Ich habe Pelé durch die Turniere mit der Nationalmannschaft gekannt. Er hat damals mit dem Franz (Beckenbauer, d. Red.) bei Cosmos New York gespielt. Ich erinnere mich noch, dass der Verein auch an mir interessiert war. Ich war 35 und wollte dorthin wechseln, aber nicht nur wegen Cosmos, sondern wegen Pelé und Franz.
Doch die Verhandlungen sind dann irgendwie gescheitert. Und die Gespräche mit dem Verantwortlichen waren auch nicht so gut, so dass ich alles daheim aufgeben wollte. Ich bin dann lieber beim FC Bayern geblieben, was im Nachhinein ja auch richtig war.
Aber es wäre schon ein Traum gewesen, mit Pelé in einem Team zu spielen. Ich habe Pelé auch mal bei der Vorbereitung für die WM 2006 in Rio de Janeiro getroffen. Wir haben im Vorfeld des Turniers die ganzen Länder besucht. Ich war damals auch in Brasilien dabei, wo der Franz in einem großen Saal Deutschland auf einer Leinwand präsentiert hat, inklusive aller deutschen Stadien. Da war auch Pelé anwesend.
Pelé war happy und schlug mir auf die Schulter
Wir saßen rund zwei Stunden zusammen und ich habe ihn genauso erwartet, wie er sich damals gezeigt hat. Er war sehr aufgeschlossen und freundlich. Einfach ein liebenswerter Mensch.
Bei zwei Länderspielen sind wir uns auch begegnet. Leider haben wir 1970 gegen Italien verloren, sonst hätten wir auch im Endspiel gegeneinander gespielt. Ein unvergesslicher Moment war sicher Maracana 1968 vor 140.000 Zuschauern. Damals sind Pelé und Franz vorneweg gegangen, als wir auf den Rasen kamen.

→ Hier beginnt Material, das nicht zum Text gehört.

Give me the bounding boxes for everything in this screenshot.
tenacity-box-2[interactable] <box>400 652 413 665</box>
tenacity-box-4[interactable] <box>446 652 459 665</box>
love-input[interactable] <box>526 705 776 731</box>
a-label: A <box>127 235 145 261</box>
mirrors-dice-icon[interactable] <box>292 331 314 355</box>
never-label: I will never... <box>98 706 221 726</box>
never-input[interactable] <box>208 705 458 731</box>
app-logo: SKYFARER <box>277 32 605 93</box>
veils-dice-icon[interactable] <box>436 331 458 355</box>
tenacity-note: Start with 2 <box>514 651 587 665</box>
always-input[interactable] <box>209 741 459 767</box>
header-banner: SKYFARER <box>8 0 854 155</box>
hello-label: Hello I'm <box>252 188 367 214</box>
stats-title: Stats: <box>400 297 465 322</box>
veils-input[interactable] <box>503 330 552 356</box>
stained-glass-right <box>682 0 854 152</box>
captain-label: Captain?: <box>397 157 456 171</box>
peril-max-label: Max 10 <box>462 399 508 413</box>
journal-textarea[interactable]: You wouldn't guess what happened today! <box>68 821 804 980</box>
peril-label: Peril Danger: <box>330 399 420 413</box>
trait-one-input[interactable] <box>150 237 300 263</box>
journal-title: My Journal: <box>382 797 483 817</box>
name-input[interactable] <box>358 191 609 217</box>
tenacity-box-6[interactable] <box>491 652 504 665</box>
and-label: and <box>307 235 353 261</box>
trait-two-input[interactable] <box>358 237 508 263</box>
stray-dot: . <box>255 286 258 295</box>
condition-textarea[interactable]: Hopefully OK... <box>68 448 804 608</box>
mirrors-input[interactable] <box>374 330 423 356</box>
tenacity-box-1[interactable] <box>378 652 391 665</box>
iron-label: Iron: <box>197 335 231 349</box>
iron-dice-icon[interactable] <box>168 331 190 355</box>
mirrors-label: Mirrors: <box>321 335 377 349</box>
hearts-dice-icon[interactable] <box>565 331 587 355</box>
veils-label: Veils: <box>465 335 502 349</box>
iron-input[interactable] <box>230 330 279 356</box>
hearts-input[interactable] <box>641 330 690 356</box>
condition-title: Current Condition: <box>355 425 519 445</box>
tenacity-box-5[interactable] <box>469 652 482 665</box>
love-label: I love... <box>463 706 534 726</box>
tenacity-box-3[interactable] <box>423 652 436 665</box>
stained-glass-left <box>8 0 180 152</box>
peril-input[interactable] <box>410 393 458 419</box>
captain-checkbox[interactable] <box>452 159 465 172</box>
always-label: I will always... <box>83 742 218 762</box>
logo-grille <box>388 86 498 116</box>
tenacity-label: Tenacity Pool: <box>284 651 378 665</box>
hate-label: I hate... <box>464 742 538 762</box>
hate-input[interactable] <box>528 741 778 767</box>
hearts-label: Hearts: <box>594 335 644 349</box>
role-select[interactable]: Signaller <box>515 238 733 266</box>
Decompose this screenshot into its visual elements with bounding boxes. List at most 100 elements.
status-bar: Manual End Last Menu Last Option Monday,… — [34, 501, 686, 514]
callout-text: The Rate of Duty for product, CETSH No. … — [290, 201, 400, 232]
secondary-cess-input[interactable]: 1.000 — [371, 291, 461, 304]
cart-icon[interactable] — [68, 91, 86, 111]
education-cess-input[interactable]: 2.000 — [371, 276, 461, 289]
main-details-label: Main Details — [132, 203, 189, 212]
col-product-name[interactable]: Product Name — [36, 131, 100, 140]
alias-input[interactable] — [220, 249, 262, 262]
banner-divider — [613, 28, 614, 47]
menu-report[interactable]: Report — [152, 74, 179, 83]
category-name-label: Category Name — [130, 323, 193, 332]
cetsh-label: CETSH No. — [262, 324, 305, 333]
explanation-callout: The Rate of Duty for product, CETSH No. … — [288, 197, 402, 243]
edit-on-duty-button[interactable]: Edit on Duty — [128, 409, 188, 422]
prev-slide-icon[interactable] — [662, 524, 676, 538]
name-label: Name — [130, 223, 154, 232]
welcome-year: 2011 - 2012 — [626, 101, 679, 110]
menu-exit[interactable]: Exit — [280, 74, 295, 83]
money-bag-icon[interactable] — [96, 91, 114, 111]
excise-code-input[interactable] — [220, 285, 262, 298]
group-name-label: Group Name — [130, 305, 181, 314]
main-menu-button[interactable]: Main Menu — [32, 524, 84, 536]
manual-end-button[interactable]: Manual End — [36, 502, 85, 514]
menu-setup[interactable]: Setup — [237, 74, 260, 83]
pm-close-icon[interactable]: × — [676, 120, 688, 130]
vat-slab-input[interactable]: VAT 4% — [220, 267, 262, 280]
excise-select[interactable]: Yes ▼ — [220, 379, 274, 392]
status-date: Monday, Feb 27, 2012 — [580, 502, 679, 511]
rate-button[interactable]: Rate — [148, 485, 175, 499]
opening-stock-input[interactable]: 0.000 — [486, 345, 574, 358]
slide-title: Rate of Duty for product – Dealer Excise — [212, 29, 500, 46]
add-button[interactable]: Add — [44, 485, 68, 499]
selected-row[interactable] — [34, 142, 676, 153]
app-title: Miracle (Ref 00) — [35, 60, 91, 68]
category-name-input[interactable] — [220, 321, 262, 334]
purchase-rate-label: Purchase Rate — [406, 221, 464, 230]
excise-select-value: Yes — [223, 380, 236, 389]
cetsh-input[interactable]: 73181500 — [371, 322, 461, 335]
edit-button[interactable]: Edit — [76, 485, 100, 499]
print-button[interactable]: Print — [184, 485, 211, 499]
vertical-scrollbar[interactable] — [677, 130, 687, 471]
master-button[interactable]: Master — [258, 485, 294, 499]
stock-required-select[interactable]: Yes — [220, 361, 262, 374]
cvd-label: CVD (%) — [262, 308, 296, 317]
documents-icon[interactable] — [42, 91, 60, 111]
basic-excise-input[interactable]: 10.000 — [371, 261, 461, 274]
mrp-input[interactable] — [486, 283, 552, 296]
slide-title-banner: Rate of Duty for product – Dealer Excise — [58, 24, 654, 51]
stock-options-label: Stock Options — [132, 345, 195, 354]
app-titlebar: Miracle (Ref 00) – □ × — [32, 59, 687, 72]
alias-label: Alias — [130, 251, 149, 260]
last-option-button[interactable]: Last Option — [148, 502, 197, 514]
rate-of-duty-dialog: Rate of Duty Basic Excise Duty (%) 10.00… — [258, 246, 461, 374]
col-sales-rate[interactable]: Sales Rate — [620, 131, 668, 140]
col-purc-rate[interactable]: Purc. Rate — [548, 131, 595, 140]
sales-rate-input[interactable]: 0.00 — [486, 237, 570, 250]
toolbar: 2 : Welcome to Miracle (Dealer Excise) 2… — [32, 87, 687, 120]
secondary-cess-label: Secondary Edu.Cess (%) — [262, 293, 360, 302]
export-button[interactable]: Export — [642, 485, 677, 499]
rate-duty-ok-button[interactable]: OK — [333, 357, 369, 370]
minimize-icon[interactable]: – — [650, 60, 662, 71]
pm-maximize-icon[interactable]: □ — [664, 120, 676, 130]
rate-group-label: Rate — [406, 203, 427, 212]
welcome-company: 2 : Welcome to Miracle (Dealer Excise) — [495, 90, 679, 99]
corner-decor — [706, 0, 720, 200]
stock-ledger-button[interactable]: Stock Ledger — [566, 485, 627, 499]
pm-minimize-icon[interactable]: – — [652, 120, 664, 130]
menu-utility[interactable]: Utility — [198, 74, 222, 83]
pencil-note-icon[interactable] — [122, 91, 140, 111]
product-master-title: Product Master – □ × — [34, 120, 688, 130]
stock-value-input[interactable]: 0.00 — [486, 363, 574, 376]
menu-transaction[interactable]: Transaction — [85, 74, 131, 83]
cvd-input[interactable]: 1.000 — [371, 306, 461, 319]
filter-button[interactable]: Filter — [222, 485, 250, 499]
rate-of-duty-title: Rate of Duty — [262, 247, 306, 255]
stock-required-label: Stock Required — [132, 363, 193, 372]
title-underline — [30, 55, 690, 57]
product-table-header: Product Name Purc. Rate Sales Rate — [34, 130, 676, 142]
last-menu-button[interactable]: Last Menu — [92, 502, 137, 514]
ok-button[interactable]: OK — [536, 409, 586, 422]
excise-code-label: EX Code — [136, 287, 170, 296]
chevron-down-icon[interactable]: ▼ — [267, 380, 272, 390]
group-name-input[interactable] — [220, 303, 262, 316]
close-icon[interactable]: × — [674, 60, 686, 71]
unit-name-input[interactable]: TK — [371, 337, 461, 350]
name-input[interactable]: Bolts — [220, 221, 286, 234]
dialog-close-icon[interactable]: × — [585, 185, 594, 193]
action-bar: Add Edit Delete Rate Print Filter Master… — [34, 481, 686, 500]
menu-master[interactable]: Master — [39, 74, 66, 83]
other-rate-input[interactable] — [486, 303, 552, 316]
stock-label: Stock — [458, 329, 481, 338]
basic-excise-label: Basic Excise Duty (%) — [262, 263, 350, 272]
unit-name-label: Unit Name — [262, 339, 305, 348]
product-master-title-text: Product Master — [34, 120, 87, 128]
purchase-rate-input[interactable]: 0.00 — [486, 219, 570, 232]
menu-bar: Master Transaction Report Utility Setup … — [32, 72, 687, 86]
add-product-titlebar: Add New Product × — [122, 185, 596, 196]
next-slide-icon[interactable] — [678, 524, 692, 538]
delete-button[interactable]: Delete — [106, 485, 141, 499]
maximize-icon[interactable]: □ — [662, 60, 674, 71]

Im Stadion hat es gesummt, als wenn Millionen von Wespen umherfliegen würden. Als das Spiel angepfiffen wurde, tanzten hinter den Toren Samba-Tänzer und Trommler umher und machten einen Höllen-Lärm. Aber es klang herrlich, mir wäre es fast lieber gewesen, der Schiedsrichter hätte das Spiel abgepfiffen, dann hätten wir auch Samba getanzt, so gut war die Stimmung.
Wir spielten damals 0:0 und in der 2. Halbzeit hat Pelé den Ball zuerst dem Willi Schulz und anschließend dem Franz durch die Beine gespielt. Auf einmal ist ihm der Ball zu weit weggesprungen und ich konnte ihn aufnehmen. Aber Pelé war happy und schlug mir auf die Schulter, denn für ihn war es das Größte die beiden zu tunneln. Er hat sich gefreut wie ein kleines Kind. Ich hatte das Gefühl, das war ihm wichtiger, als ein Tor zu schießen.
So richtig Freunde waren wir keine, denn dafür war die Entfernung dann doch zu groß. Wir haben uns zu selten gesehen. Ich habe ihn aber stets respektiert - als Mensch und Sportsmann. Ich werde ihn für immer im Herzen tragen. So lange es Fußball gibt, wird man sich an Pelé erinnern. Er wird sehr fehlen.